TIBCO Data Science - Team Studio uses several temp directories in HDFS. These directories and files are created with HDFS, YARN, and other users when it is connected to EMR 5.35.x.

The temp directories must be made accessible to user Chorus and other relevant users at the base level. Only individual directories for the corresponding user can be viewed by the specified user. Those directories are:

  • Standard output for operators: @default_tmpdir/dsts_out/<user_name>/<workflow_name>/
  • TIBCO Data Science - Team Studio temporary output: @default_tmpdir/dsts_runtime/<user_name>/<workflow_name>/
  • TIBCO Data Science - Team Studio model location: @default_tmpdir/dsts_model/<user_name>/<workflow_name>/

Set or change the permissions and ownership as follows:

  • The /tmp directory should be readable and writable.
  • The /tmp/hadoop-yarn directory should be readable and writable for Spark jobs.

The upgrade options are as follows (choose one):

  • Change /tmp/dsts_* directories with full permissions, so everyone can read/write/execute.
  • Delete the /tmp/dsts_* directories and let the upgraded TIBCO Data Science - Team Studio application recreate them.
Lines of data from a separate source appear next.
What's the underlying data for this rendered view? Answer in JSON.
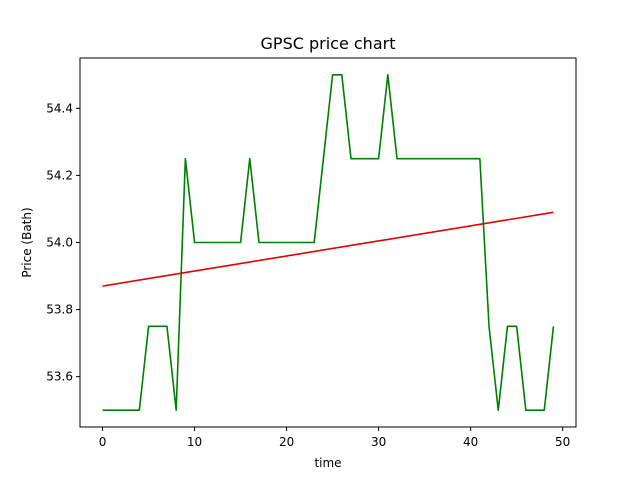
{
  "chart_data": {
    "type": "line",
    "title": "GPSC price chart",
    "xlabel": "time",
    "ylabel": "Price (Bath)",
    "xlim": [
      -2.45,
      51.45
    ],
    "ylim": [
      53.45,
      54.55
    ],
    "xticks": [
      0,
      10,
      20,
      30,
      40,
      50
    ],
    "yticks": [
      53.6,
      53.8,
      54.0,
      54.2,
      54.4
    ],
    "xtick_labels": [
      "0",
      "10",
      "20",
      "30",
      "40",
      "50"
    ],
    "ytick_labels": [
      "53.6",
      "53.8",
      "54.0",
      "54.2",
      "54.4"
    ],
    "grid": false,
    "series": [
      {
        "name": "price",
        "color": "#008000",
        "x": [
          0,
          1,
          2,
          3,
          4,
          5,
          6,
          7,
          8,
          9,
          10,
          11,
          12,
          13,
          14,
          15,
          16,
          17,
          18,
          19,
          20,
          21,
          22,
          23,
          24,
          25,
          26,
          27,
          28,
          29,
          30,
          31,
          32,
          33,
          34,
          35,
          36,
          37,
          38,
          39,
          40,
          41,
          42,
          43,
          44,
          45,
          46,
          47,
          48,
          49
        ],
        "values": [
          53.5,
          53.5,
          53.5,
          53.5,
          53.5,
          53.75,
          53.75,
          53.75,
          53.5,
          54.25,
          54.0,
          54.0,
          54.0,
          54.0,
          54.0,
          54.0,
          54.25,
          54.0,
          54.0,
          54.0,
          54.0,
          54.0,
          54.0,
          54.0,
          54.25,
          54.5,
          54.5,
          54.25,
          54.25,
          54.25,
          54.25,
          54.5,
          54.25,
          54.25,
          54.25,
          54.25,
          54.25,
          54.25,
          54.25,
          54.25,
          54.25,
          54.25,
          53.75,
          53.5,
          53.75,
          53.75,
          53.5,
          53.5,
          53.5,
          53.75
        ]
      },
      {
        "name": "trend",
        "color": "#e00000",
        "x": [
          0,
          49
        ],
        "values": [
          53.87,
          54.09
        ]
      }
    ]
  }
}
If you are using LDAP, the recreated directories have the default structure /tmp/dsts_*/<LDAP_username>/workflowname/operator/, and permissions at this directory level can be limited to the LDAP_username as desired.

TIBCO Data Science - Team Studio overwrites @default_tmpdir/dsts* files as users re-run workflows. TIBCO Data Science - Team Studio users can clear selected @default_tmpdir/dsts_out files using Clear Temporary Data. Hadoop administrators can safely clear @default_tmpdir/dsts_runtime from HDFS, because this directory is used to store information for which TIBCO Data Science - Team Studio users have chosen the option Store Results = False.

Note: Handle @default_tmpdir/dsts_model with caution, because TIBCO Data Science - Team Studio users might need to export models from this directory.